21.01.2011 19:16 |

Sudan-Referendum

Rekordverdächtiges Ja zum neuesten Staat Afrikas

Eine Wählerzustimmung von 99 Prozent lässt eigentlich sämtliche Alarmglocken schrillen. Zu sehr klingt so ein Votum nach den Wahlergebnissen einstiger sowjetischer Zentralkomitees oder der Bestätigung von Diktatoren, die der Form halber eine Wahl organisieren lassen. Kann so viel geballte Zustimmung überhaupt möglich sein? Bei der Volksabstimmung im Südsudan, die nach Aussage aller Wahlbeobachter friedlich, transparent und ordnungsgemäß ablief, offenbar schon.

Nach der Auszählung von knapp 84 Prozent der fast vier Millionen Wählerstimmen meldete die Referendumskommission am Freitag ein rekordverdächtiges Ja von bisher 98,6 Prozent für die Teilung des Sudans und einen unabhängigen Südsudan. Die Wahlbeteiligung lag nach inoffiziellen Angaben bei über 85 Prozent, in einigen Regionen sogar bei bis zu 95 Prozent.

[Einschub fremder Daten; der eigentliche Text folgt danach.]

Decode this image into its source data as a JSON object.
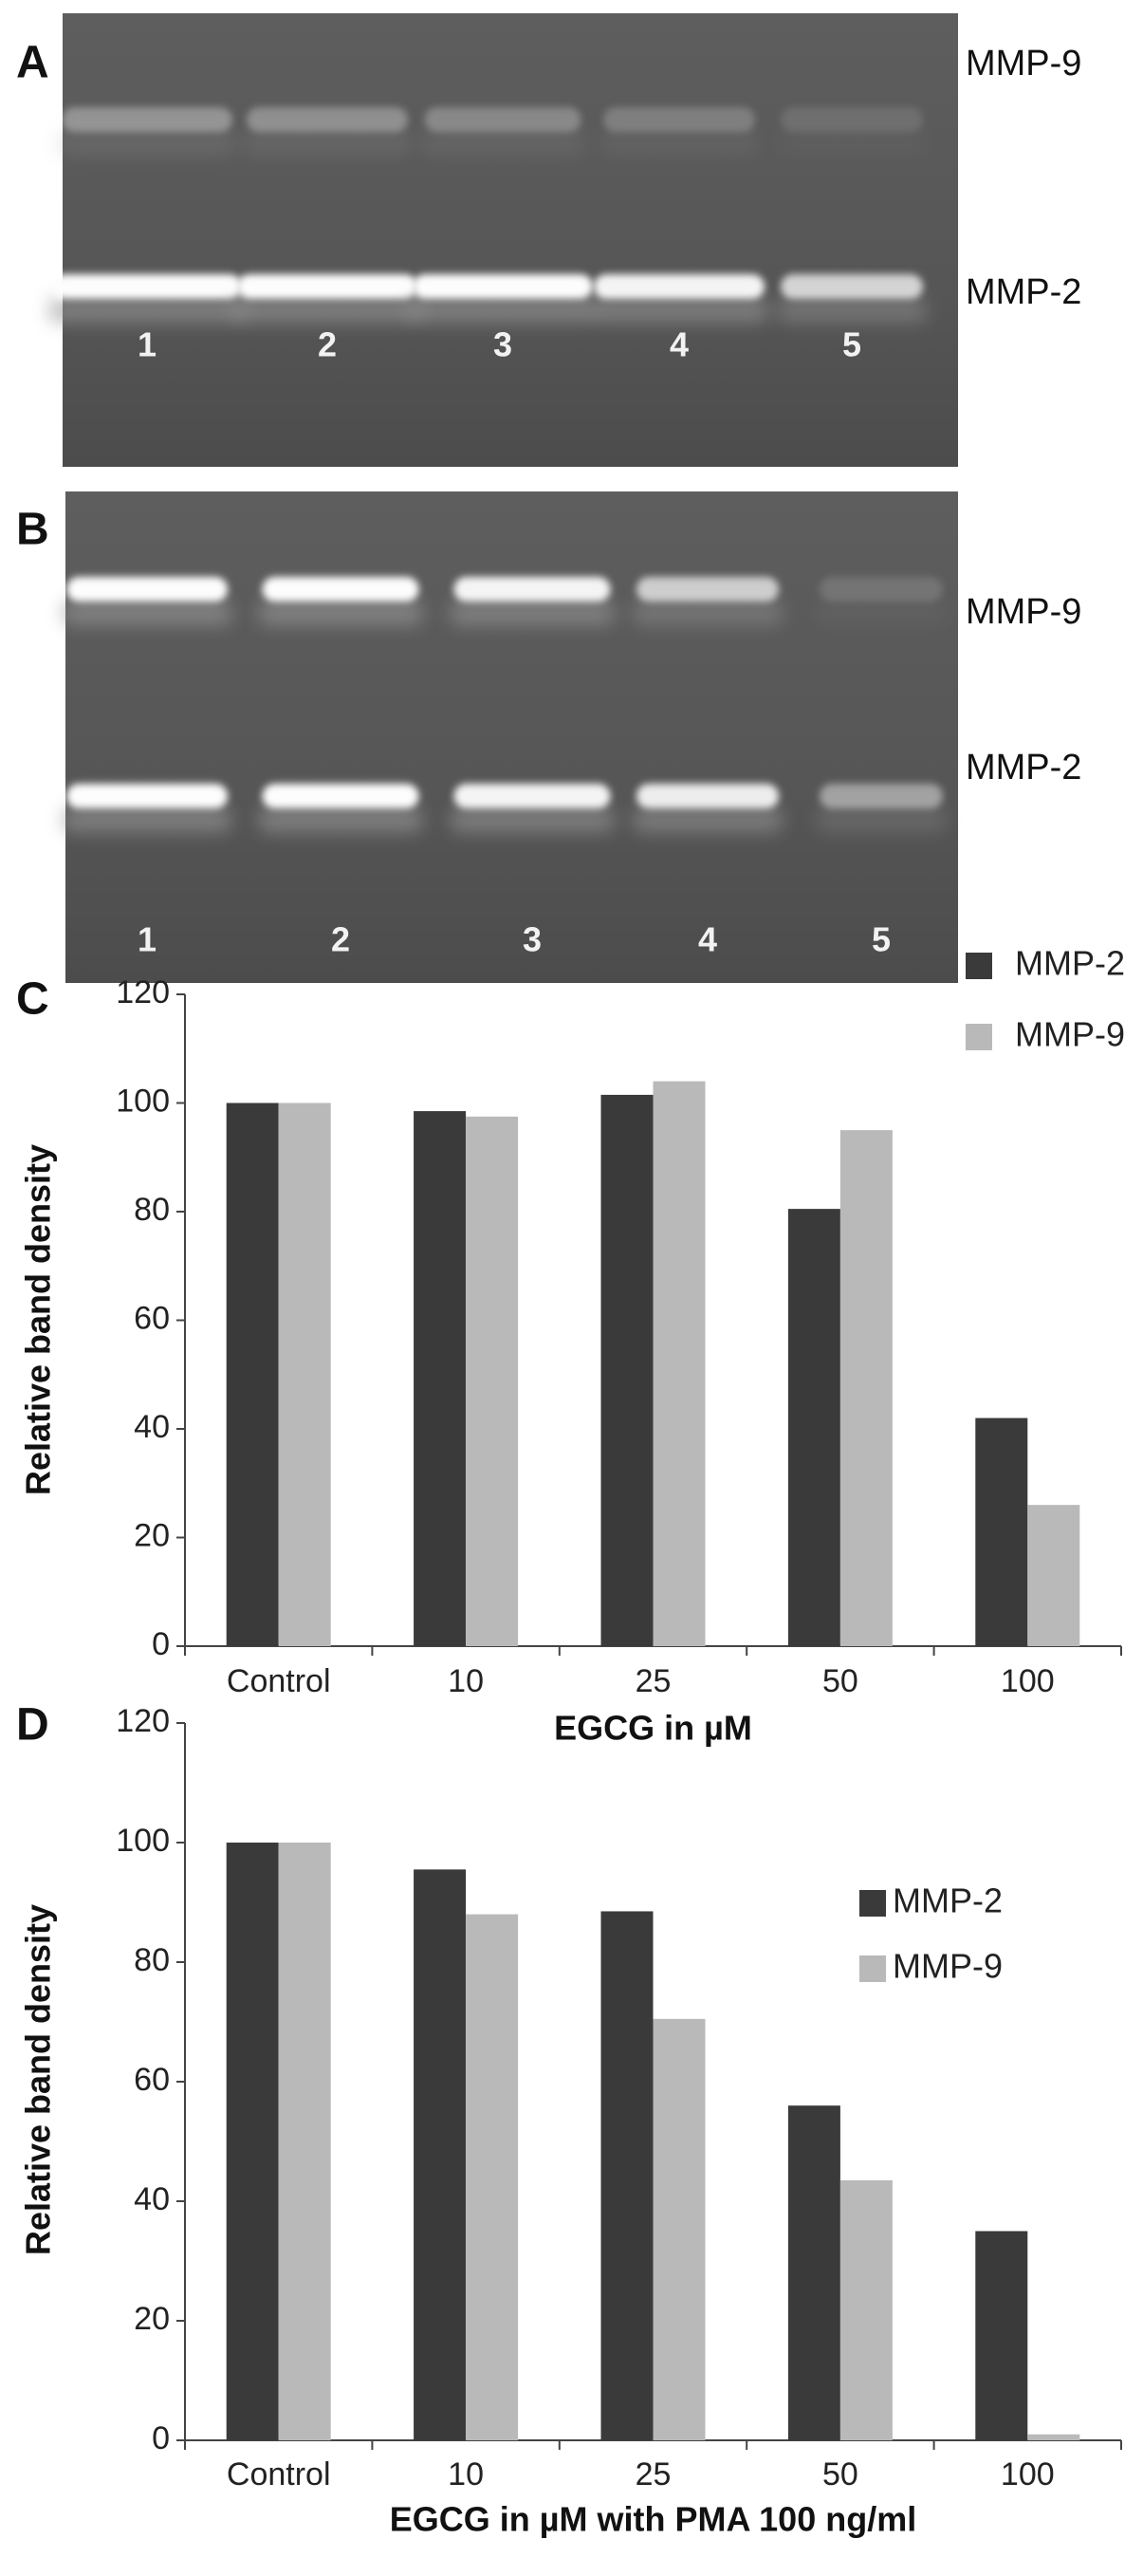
{
  "gels": [
    {
      "panel": "A",
      "band_labels": [
        "MMP-9",
        "MMP-2"
      ],
      "lanes": [
        "1",
        "2",
        "3",
        "4",
        "5"
      ]
    },
    {
      "panel": "B",
      "band_labels": [
        "MMP-9",
        "MMP-2"
      ],
      "lanes": [
        "1",
        "2",
        "3",
        "4",
        "5"
      ]
    }
  ],
  "chart_data": [
    {
      "type": "bar",
      "panel": "C",
      "y_label": "Relative band density",
      "x_label": "EGCG in µM",
      "categories": [
        "Control",
        "10",
        "25",
        "50",
        "100"
      ],
      "series": [
        {
          "name": "MMP-2",
          "color": "#3a3a3a",
          "values": [
            100,
            98.5,
            101.5,
            80.5,
            42
          ]
        },
        {
          "name": "MMP-9",
          "color": "#b9b9b9",
          "values": [
            100,
            97.5,
            104,
            95,
            26
          ]
        }
      ],
      "ylim": [
        0,
        120
      ],
      "yticks": [
        0,
        20,
        40,
        60,
        80,
        100,
        120
      ],
      "legend": "top-right"
    },
    {
      "type": "bar",
      "panel": "D",
      "y_label": "Relative band density",
      "x_label": "EGCG in µM with PMA 100 ng/ml",
      "categories": [
        "Control",
        "10",
        "25",
        "50",
        "100"
      ],
      "series": [
        {
          "name": "MMP-2",
          "color": "#3a3a3a",
          "values": [
            100,
            95.5,
            88.5,
            56,
            35
          ]
        },
        {
          "name": "MMP-9",
          "color": "#b9b9b9",
          "values": [
            100,
            88,
            70.5,
            43.5,
            1
          ]
        }
      ],
      "ylim": [
        0,
        120
      ],
      "yticks": [
        0,
        20,
        40,
        60,
        80,
        100,
        120
      ],
      "legend": "top-right"
    }
  ]
}
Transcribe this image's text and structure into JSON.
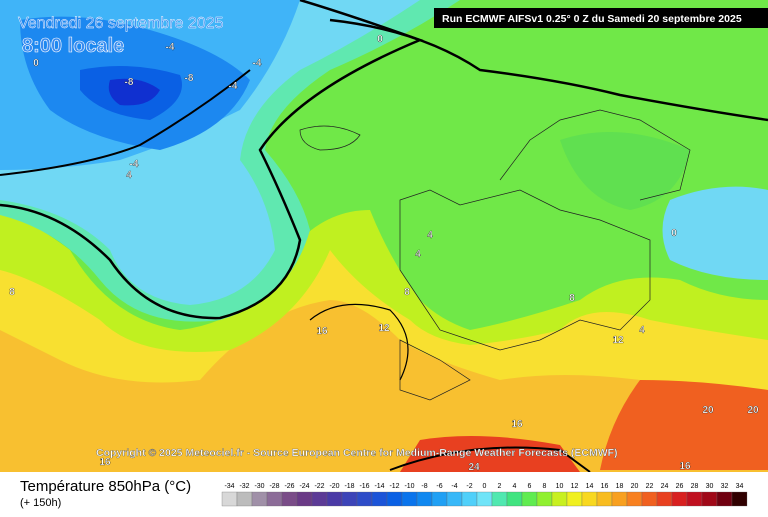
{
  "header": {
    "date": "Vendredi 26 septembre 2025",
    "time": "8:00 locale",
    "run": "Run ECMWF AIFSv1 0.25° 0 Z du Samedi 20 septembre 2025"
  },
  "contour_labels": [
    -4,
    -8,
    -8,
    -4,
    -4,
    -4,
    4,
    0,
    0,
    4,
    4,
    8,
    12,
    16,
    8,
    12,
    4,
    0,
    20,
    16,
    24,
    16,
    16,
    20,
    8
  ],
  "copyright": "Copyright © 2025 Meteociel.fr - Source European Centre for Medium-Range Weather Forecasts (ECMWF)",
  "footer": {
    "title": "Température 850hPa (°C)",
    "lead": "(+ 150h)"
  },
  "scale": {
    "labels": [
      -34,
      -32,
      -30,
      -28,
      -26,
      -24,
      -22,
      -20,
      -18,
      -16,
      -14,
      -12,
      -10,
      -8,
      -6,
      -4,
      -2,
      0,
      2,
      4,
      6,
      8,
      10,
      12,
      14,
      16,
      18,
      20,
      22,
      24,
      26,
      28,
      30,
      32,
      34
    ],
    "colors": [
      "#d8d8d8",
      "#bcbcbc",
      "#a090a8",
      "#8c6c98",
      "#7a4c88",
      "#6a3a86",
      "#5c3a96",
      "#4a3aa6",
      "#3c44b8",
      "#2e4cc8",
      "#1c54d8",
      "#0a60e4",
      "#0a74ec",
      "#1088f0",
      "#20a0f4",
      "#38b8f8",
      "#50d0fa",
      "#70e4f8",
      "#50e8b0",
      "#40e480",
      "#60ec50",
      "#90f030",
      "#c8f020",
      "#f0f020",
      "#f8d820",
      "#f8bc20",
      "#f8a020",
      "#f88020",
      "#f06020",
      "#e84020",
      "#d82020",
      "#c01020",
      "#a00818",
      "#700010",
      "#300000"
    ]
  }
}
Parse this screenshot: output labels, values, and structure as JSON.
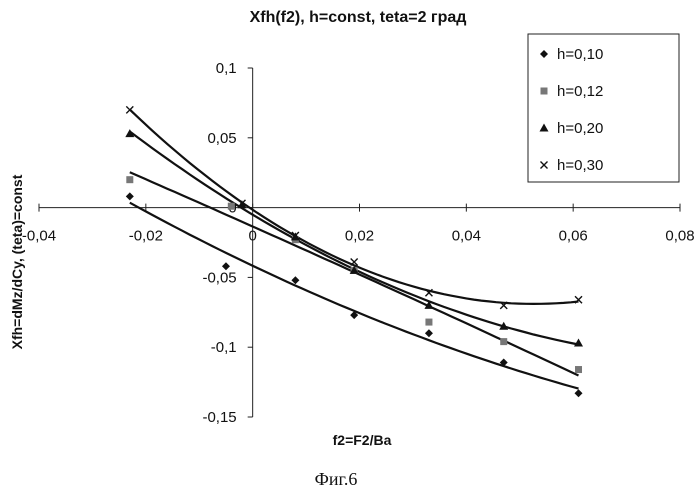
{
  "caption": "Фиг.6",
  "chart_data": {
    "type": "scatter",
    "title": "Xfh(f2), h=const, teta=2 град",
    "xlabel": "f2=F2/Ba",
    "ylabel": "Xfh=dMz/dCy, (teta)=const",
    "xlim": [
      -0.04,
      0.08
    ],
    "ylim": [
      -0.15,
      0.1
    ],
    "x_ticks": [
      "-0,04",
      "-0,02",
      "0",
      "0,02",
      "0,04",
      "0,06",
      "0,08"
    ],
    "y_ticks": [
      "0,1",
      "0,05",
      "0",
      "-0,05",
      "-0,1",
      "-0,15"
    ],
    "legend_position": "top-right",
    "trendlines": "polynomial (one per series)",
    "series": [
      {
        "name": "h=0,10",
        "marker": "diamond",
        "x": [
          -0.023,
          -0.005,
          0.008,
          0.019,
          0.033,
          0.047,
          0.061
        ],
        "y": [
          0.008,
          -0.042,
          -0.052,
          -0.077,
          -0.09,
          -0.111,
          -0.133
        ]
      },
      {
        "name": "h=0,12",
        "marker": "square",
        "x": [
          -0.023,
          -0.004,
          0.008,
          0.019,
          0.033,
          0.047,
          0.061
        ],
        "y": [
          0.02,
          0.001,
          -0.023,
          -0.045,
          -0.082,
          -0.096,
          -0.116
        ]
      },
      {
        "name": "h=0,20",
        "marker": "triangle",
        "x": [
          -0.023,
          -0.002,
          0.008,
          0.019,
          0.033,
          0.047,
          0.061
        ],
        "y": [
          0.053,
          0.002,
          -0.021,
          -0.045,
          -0.07,
          -0.085,
          -0.097
        ]
      },
      {
        "name": "h=0,30",
        "marker": "x",
        "x": [
          -0.023,
          -0.002,
          0.008,
          0.019,
          0.033,
          0.047,
          0.061
        ],
        "y": [
          0.07,
          0.003,
          -0.02,
          -0.039,
          -0.061,
          -0.07,
          -0.066
        ]
      }
    ]
  }
}
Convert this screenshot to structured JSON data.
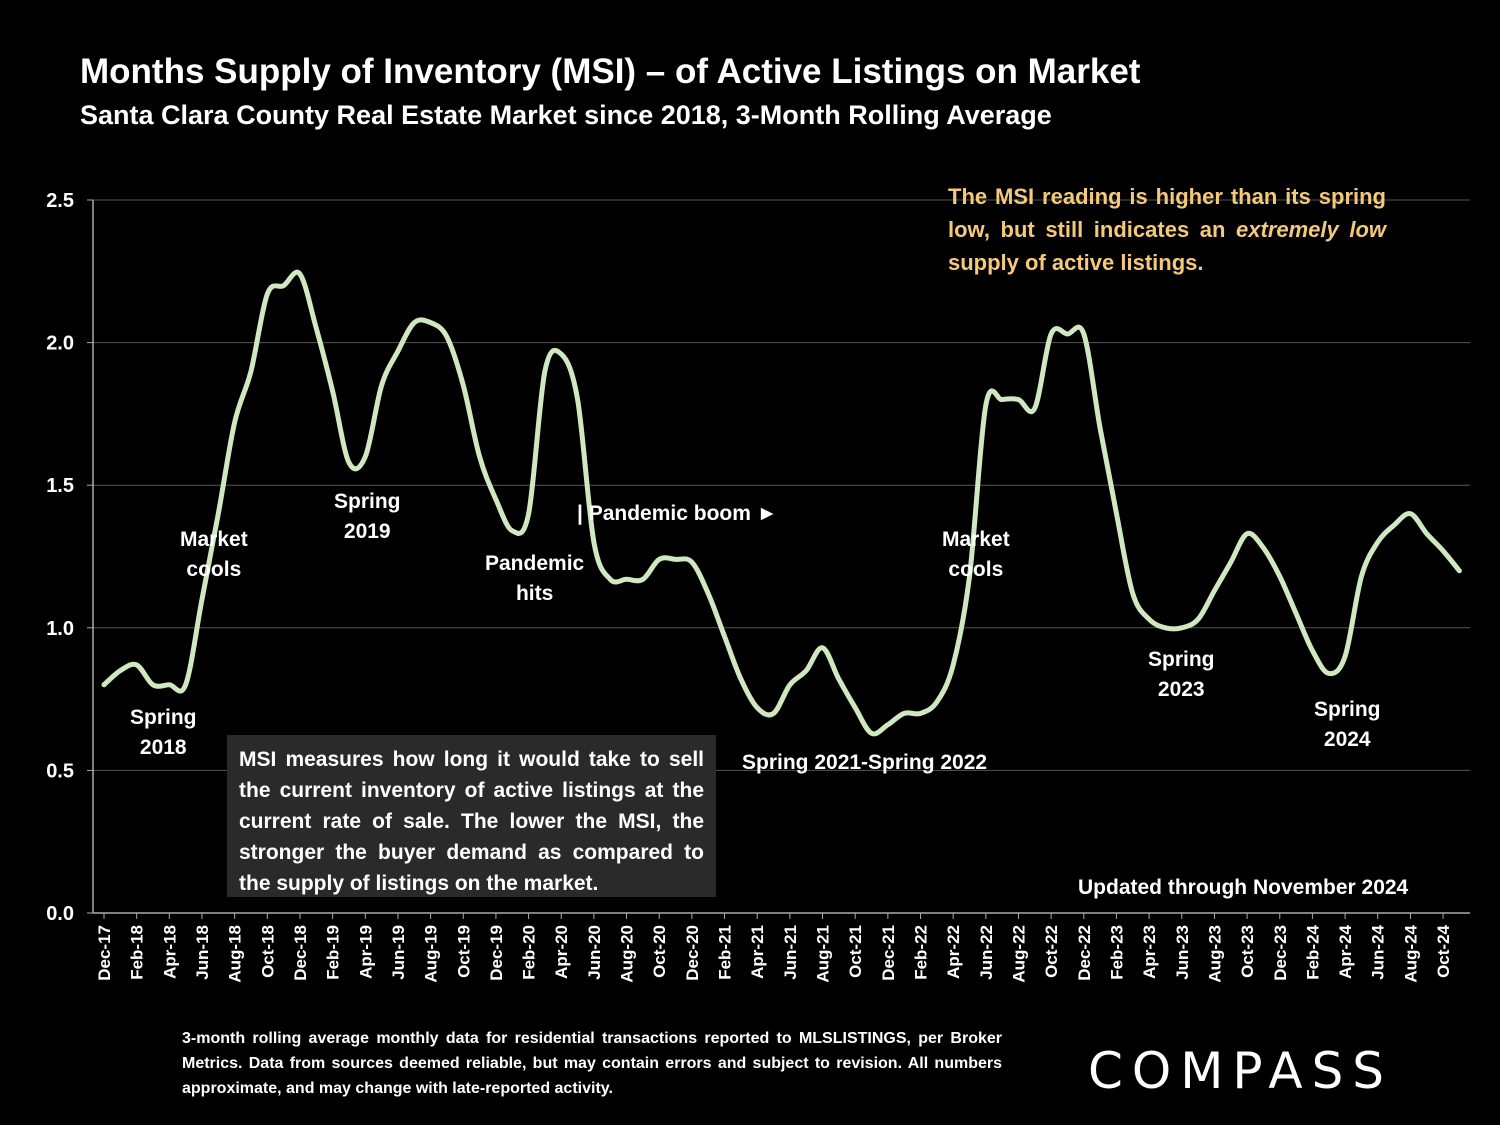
{
  "title": "Months Supply of Inventory (MSI) – of Active Listings on Market",
  "subtitle": "Santa Clara County Real Estate Market since 2018, 3-Month Rolling Average",
  "callout": {
    "part1": "The MSI reading is higher than its spring low, but still indicates an ",
    "emphasis": "extremely low",
    "part2": " supply of active listings."
  },
  "note_box": "MSI measures how long it would take to sell the current inventory of active listings at the current rate of sale. The lower the MSI, the stronger the buyer demand as compared to the supply of listings on the market.",
  "updated": "Updated through November 2024",
  "footnote": "3-month rolling average monthly data for residential transactions reported to MLSLISTINGS, per Broker Metrics. Data from sources deemed reliable, but may contain errors and subject to revision. All numbers approximate, and may change with late-reported activity.",
  "logo": "COMPASS",
  "annotations": {
    "spring2018": [
      "Spring",
      "2018"
    ],
    "market_cools_1": [
      "Market",
      "cools"
    ],
    "spring2019": [
      "Spring",
      "2019"
    ],
    "pandemic_hits": [
      "Pandemic",
      "hits"
    ],
    "pandemic_boom": "| Pandemic boom ►",
    "spring2021_2022": "Spring 2021-Spring 2022",
    "market_cools_2": [
      "Market",
      "cools"
    ],
    "spring2023": [
      "Spring",
      "2023"
    ],
    "spring2024": [
      "Spring",
      "2024"
    ]
  },
  "colors": {
    "line": "#cfe8c0",
    "callout": "#f5c97a",
    "background": "#000000"
  },
  "chart_data": {
    "type": "line",
    "title": "Months Supply of Inventory (MSI) – of Active Listings on Market",
    "ylim": [
      0,
      2.5
    ],
    "yticks": [
      "0.0",
      "0.5",
      "1.0",
      "1.5",
      "2.0",
      "2.5"
    ],
    "xtick_labels": [
      "Dec-17",
      "Feb-18",
      "Apr-18",
      "Jun-18",
      "Aug-18",
      "Oct-18",
      "Dec-18",
      "Feb-19",
      "Apr-19",
      "Jun-19",
      "Aug-19",
      "Oct-19",
      "Dec-19",
      "Feb-20",
      "Apr-20",
      "Jun-20",
      "Aug-20",
      "Oct-20",
      "Dec-20",
      "Feb-21",
      "Apr-21",
      "Jun-21",
      "Aug-21",
      "Oct-21",
      "Dec-21",
      "Feb-22",
      "Apr-22",
      "Jun-22",
      "Aug-22",
      "Oct-22",
      "Dec-22",
      "Feb-23",
      "Apr-23",
      "Jun-23",
      "Aug-23",
      "Oct-23",
      "Dec-23",
      "Feb-24",
      "Apr-24",
      "Jun-24",
      "Aug-24",
      "Oct-24"
    ],
    "grid": true,
    "series": [
      {
        "x": [
          "Dec-17",
          "Jan-18",
          "Feb-18",
          "Mar-18",
          "Apr-18",
          "May-18",
          "Jun-18",
          "Jul-18",
          "Aug-18",
          "Sep-18",
          "Oct-18",
          "Nov-18",
          "Dec-18",
          "Jan-19",
          "Feb-19",
          "Mar-19",
          "Apr-19",
          "May-19",
          "Jun-19",
          "Jul-19",
          "Aug-19",
          "Sep-19",
          "Oct-19",
          "Nov-19",
          "Dec-19",
          "Jan-20",
          "Feb-20",
          "Mar-20",
          "Apr-20",
          "May-20",
          "Jun-20",
          "Jul-20",
          "Aug-20",
          "Sep-20",
          "Oct-20",
          "Nov-20",
          "Dec-20",
          "Jan-21",
          "Feb-21",
          "Mar-21",
          "Apr-21",
          "May-21",
          "Jun-21",
          "Jul-21",
          "Aug-21",
          "Sep-21",
          "Oct-21",
          "Nov-21",
          "Dec-21",
          "Jan-22",
          "Feb-22",
          "Mar-22",
          "Apr-22",
          "May-22",
          "Jun-22",
          "Jul-22",
          "Aug-22",
          "Sep-22",
          "Oct-22",
          "Nov-22",
          "Dec-22",
          "Jan-23",
          "Feb-23",
          "Mar-23",
          "Apr-23",
          "May-23",
          "Jun-23",
          "Jul-23",
          "Aug-23",
          "Sep-23",
          "Oct-23",
          "Nov-23",
          "Dec-23",
          "Jan-24",
          "Feb-24",
          "Mar-24",
          "Apr-24",
          "May-24",
          "Jun-24",
          "Jul-24",
          "Aug-24",
          "Sep-24",
          "Oct-24",
          "Nov-24"
        ],
        "values": [
          0.8,
          0.85,
          0.87,
          0.8,
          0.8,
          0.8,
          1.1,
          1.4,
          1.72,
          1.9,
          2.17,
          2.2,
          2.24,
          2.05,
          1.83,
          1.58,
          1.6,
          1.85,
          1.97,
          2.07,
          2.07,
          2.02,
          1.85,
          1.6,
          1.45,
          1.34,
          1.4,
          1.9,
          1.96,
          1.8,
          1.3,
          1.17,
          1.17,
          1.17,
          1.24,
          1.24,
          1.23,
          1.12,
          0.97,
          0.82,
          0.72,
          0.7,
          0.8,
          0.85,
          0.93,
          0.82,
          0.72,
          0.63,
          0.66,
          0.7,
          0.7,
          0.74,
          0.87,
          1.18,
          1.78,
          1.8,
          1.8,
          1.77,
          2.03,
          2.03,
          2.03,
          1.7,
          1.4,
          1.12,
          1.03,
          1.0,
          1.0,
          1.03,
          1.13,
          1.23,
          1.33,
          1.28,
          1.18,
          1.05,
          0.92,
          0.84,
          0.9,
          1.18,
          1.3,
          1.36,
          1.4,
          1.33,
          1.27,
          1.2
        ]
      }
    ]
  }
}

Bürgerkrieg traf vor allem den Süden
Überraschend kommt das klare Votum nicht, auch wenn in jüngsten Umfragen vor der Volksabstimmung "nur" 97 Prozent für einen eigenen Staat stimmen wollten. In Juba, der Hauptstadt des Südens, sind die Weichen schon lange auf Unabhängigkeit gestellt. Der Norden, so geben auch gemäßigte Stimmen in Khartum zu, hat dem überwiegend schwarzafrikanischen Süden die Einheit nie wirklich attraktiv erscheinen lassen. Der 21 Jahre lange blutige Bürgerkrieg mit seinen zwei Millionen Toten und mehr als vier Millionen Flüchtlingen hat vor allem im Süden schwere Zerstörungen angerichtet. Noch heute hat die teilautonome Region ein asphaltiertes Straßennetz von weniger als 100 Kilometern Gesamtlänge.

Eine ganze Generation hatte kaum eine Chance auf Schulbesuch und Ausbildung, Tausende Menschen kämpften jahrelang, auch als Kindersoldaten. Nur wer in einem Flüchtlingslager in Kenia oder Uganda landete, oft nach monatelangem Fußmarsch, hatte Glück: Dort konnten Flüchtlingskinder nicht nur zur Schule gehen, sie lernten auch Englisch, das im Süden das Arabische ersetzen soll.

Beobachter befürchten "gescheiterten Staat"
Auch wenn Riek Machar, der Vize-Präsident des Südens, vor wenigen Tagen versicherte, die Regierung in Juba habe bereits einen Regierungsplan für die Zeit der Unabhängigkeit - viele Beobachter fürchten, dem Südsudan könne das Schicksal eines "gescheiterten Staats" drohen, wenn Polizei, Justiz und Verwaltung nicht in einem wesentlich schnelleren Tempo als bisher aufgebaut werden. Die Entwaffnung einstiger Kämpfer und neue Perspektiven für Männer, die nichts als den Umgang mit der Waffe gelernt haben, sind ebenso nötig wie ein funktionierendes Schul- und Gesundheitswesen.

Ob der künftige Staat, an dem niemand mehr zweifelt, überlebensfähig ist, hängt auch von den Beziehungen zum Norden ab. Vor allem in der Grenzregion führt die einzige Versorgungsader in den Norden. Enge wirtschaftliche Zusammenarbeit ist für Nord und Süd unumgänglich. Schon vor Tagen warnte Salva Kiir, der Präsident des Südsudan, vor voreiligen Jubelfeiern, die die Gefühle des islamisch-arabisch geprägten Nordens verletzen. Zwar wird im Südsudan schon jetzt über einen neuen Namen für den eigenen Staat nachgedacht, aber bis zum wahrscheinlichen Unabhängigkeitstag am 9. Juli sollen keine neuen Wunden geschlagen werden.

Zudem gärt es im Norden, wo radikale Gruppen die Abtrennung des Südens als Demütigung empfinden. Aber auch von gemäßigten Gruppen schlägt dem sudanesischen Präsidenten Omar al-Bashir zunehmend Widerstand entgegen. Die bisher zerstrittenen Gruppen wollen nach der Festnahme von Oppositionsführer Hassan al-Tourabi in der Nacht auf Dienstag den Schulterschluss proben, reden offen vom Sturz der Regierung und verweisen auf die Entwicklung in Tunesien. "Unser einziger Feind ist die Regierung, und wir werden sie mit allen notwendigen Mitteln zu Fall bringen", drohte etwa Ibrahim al-Sanusi, einer der Führer von Tourabis Partei PCP.